Best Practices for Web 2.0 Security

Updated: April 30, 2009

Web-based applications give employees, customers and business partners access to a variety of useful software services that can be easily updated. The technology also provides access to a central business resource — the Web server — and through it, the ability to tap into other key information assets, such as database servers.

The downside is that Web applications are vulnerable to both internal and external threats. Fortunately, by understanding and implementing proper security measures, a business can guard precious IT resources from Web-based attacks while providing a secure environment for Web-application users.

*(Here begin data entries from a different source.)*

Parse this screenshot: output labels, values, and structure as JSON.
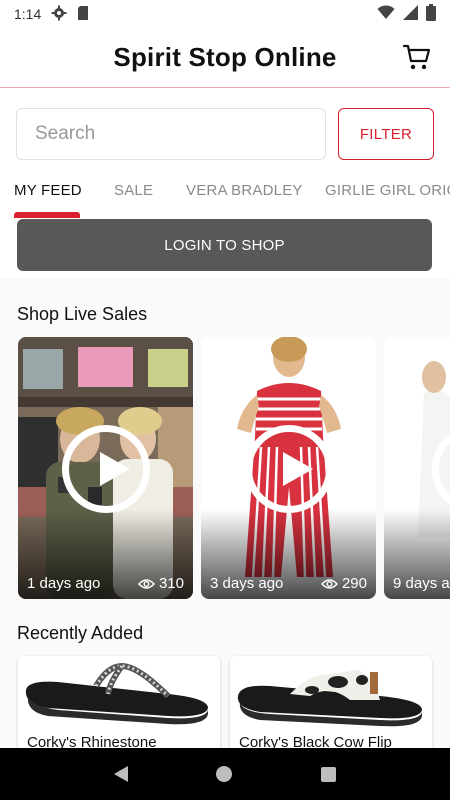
{
  "status_bar": {
    "time": "1:14"
  },
  "header": {
    "title": "Spirit Stop Online"
  },
  "search": {
    "placeholder": "Search",
    "filter_label": "FILTER"
  },
  "tabs": [
    {
      "label": "MY FEED",
      "active": true
    },
    {
      "label": "SALE"
    },
    {
      "label": "VERA BRADLEY"
    },
    {
      "label": "GIRLIE GIRL ORIG"
    }
  ],
  "login": {
    "label": "LOGIN TO SHOP"
  },
  "live_sales": {
    "title": "Shop Live Sales",
    "cards": [
      {
        "date": "1 days ago",
        "views": "310"
      },
      {
        "date": "3 days ago",
        "views": "290"
      },
      {
        "date": "9 days a",
        "views": ""
      }
    ]
  },
  "recently_added": {
    "title": "Recently Added",
    "items": [
      {
        "name": "Corky's Rhinestone"
      },
      {
        "name": "Corky's Black Cow Flip"
      }
    ]
  },
  "colors": {
    "accent": "#d9202e",
    "login_bg": "#585858",
    "header_divider": "#e8a7ac"
  },
  "icons": [
    "gear-icon",
    "sd-card-icon",
    "wifi-icon",
    "signal-icon",
    "battery-icon",
    "cart-icon",
    "play-icon",
    "eye-icon",
    "back-icon",
    "home-icon",
    "recents-icon"
  ]
}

Here's a rundown of the Web 2.0 security best practices you need to be aware of.

Encryption: Since data usually passes over the Web in the clear, high-quality encryption will ensure that valuable data can't be intercepted and exploited by nonauthorized parties. Unfortunately, many businesses still don't encrypt their data, mistakenly believing that the process is too difficult, time consuming or expensive, not to mention that it degrades performance. Such businesses need to realize that modern data-encryption technologies are easy, fast and inexpensive. Additionally, today's high-speed CPUs can easily handle data encryption on the fly.

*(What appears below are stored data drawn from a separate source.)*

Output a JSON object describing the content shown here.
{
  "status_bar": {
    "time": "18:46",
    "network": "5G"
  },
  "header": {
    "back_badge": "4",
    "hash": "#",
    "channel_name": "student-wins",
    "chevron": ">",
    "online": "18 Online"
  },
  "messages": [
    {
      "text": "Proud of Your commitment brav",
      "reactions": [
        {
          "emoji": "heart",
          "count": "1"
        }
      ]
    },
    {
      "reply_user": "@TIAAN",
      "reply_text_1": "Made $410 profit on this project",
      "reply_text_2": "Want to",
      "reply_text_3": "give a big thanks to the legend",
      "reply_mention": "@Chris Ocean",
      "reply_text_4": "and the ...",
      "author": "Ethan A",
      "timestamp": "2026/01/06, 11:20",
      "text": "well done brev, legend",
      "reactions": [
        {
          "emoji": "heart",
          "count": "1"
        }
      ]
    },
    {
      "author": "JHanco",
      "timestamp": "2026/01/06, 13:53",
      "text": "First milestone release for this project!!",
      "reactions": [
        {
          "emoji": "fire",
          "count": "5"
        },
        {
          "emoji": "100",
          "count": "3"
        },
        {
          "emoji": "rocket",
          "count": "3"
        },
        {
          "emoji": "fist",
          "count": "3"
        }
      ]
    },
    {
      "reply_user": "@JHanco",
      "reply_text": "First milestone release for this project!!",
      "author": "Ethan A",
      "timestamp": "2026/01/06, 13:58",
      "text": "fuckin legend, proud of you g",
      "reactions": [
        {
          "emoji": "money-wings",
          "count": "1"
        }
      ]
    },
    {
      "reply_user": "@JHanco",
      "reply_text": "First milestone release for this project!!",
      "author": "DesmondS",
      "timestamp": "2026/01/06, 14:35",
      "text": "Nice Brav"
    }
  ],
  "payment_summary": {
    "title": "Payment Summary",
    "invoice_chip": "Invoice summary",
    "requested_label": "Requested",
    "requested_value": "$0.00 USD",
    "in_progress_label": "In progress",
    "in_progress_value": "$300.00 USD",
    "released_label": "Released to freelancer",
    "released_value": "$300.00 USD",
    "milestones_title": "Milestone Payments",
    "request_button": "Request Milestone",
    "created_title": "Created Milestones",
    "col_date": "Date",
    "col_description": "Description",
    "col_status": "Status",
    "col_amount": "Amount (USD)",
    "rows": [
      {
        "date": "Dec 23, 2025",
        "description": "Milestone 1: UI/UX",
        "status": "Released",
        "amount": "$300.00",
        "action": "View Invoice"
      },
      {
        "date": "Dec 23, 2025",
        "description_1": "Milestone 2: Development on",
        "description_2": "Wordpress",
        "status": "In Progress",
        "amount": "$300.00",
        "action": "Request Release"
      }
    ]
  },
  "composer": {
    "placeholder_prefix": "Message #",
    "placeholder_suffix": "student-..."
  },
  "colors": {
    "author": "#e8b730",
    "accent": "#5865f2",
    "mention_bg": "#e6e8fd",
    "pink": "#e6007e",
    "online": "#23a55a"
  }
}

Weak Validation: Interactive Web applications are highly vulnerable to user-input validation attacks. Web applications that fail to perform thorough validation of user-input screens pave the way for attacks on the Web server and connected resources. Shutting down this vulnerability requires a complete examination of all internal and external Web applications to uncover potential validation weaknesses.

Dangerous Configurations: Many businesses make the mistake of running Web servers within insecure default configurations. Examples are superfluous administrative tools, utilities placed in locations that attackers can easily detect, and unnecessary templates and samples that attackers can exploit. It's important to check for the presence of these items and to either remove or reconfigure them.

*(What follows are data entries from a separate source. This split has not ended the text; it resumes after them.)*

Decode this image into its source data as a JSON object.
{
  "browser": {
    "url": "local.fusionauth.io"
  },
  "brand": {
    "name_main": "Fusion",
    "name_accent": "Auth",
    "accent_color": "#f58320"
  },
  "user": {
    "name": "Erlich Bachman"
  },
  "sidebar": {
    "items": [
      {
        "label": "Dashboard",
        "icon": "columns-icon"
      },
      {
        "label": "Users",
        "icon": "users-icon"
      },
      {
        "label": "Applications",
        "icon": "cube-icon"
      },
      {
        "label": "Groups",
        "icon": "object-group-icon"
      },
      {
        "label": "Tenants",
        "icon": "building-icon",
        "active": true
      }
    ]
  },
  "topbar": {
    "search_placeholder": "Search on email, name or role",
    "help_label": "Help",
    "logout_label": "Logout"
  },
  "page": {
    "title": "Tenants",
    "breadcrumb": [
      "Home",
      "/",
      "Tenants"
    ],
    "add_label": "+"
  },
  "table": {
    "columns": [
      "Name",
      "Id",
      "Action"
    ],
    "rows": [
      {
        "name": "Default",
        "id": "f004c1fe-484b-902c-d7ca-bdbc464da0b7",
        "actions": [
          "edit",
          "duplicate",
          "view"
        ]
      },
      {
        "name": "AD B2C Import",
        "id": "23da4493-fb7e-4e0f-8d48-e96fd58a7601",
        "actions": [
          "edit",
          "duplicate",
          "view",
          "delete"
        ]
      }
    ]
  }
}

Data Storage: When business owners, managers and network administrators think about Web-application security, their first thought is usually about critical company data flowing across unprotected networks. But data is also at risk when it sits unprotected on a storage device . That's why it's crucial to store all Web-application data on protected servers. Disk-based encryption is also a must. Another necessary step is to ensure that temporary files don't inadvertently become permanent, allowing attackers to steal and exploit critical company data . In other words, check to see that your applications are automatically cleaning up after themselves.

Maintenance: The way a business handles its systems and operations can play a pivotal role in Web-application security. Testing and evaluating applications for potential weaknesses whenever they have been changed or updated is particularly important. Even more crucial is keeping Web servers current with the latest vendor-issued security patches and updates . Finally, if you haven't already done so, implement and maintain a security culture that makes the protection of data and end users a top priority.

Web-based applications can be as safe as — or even safer than — their traditional counterparts. Wall-to-wall Web-application security simply requires a commitment to follow a relatively small set of best practices.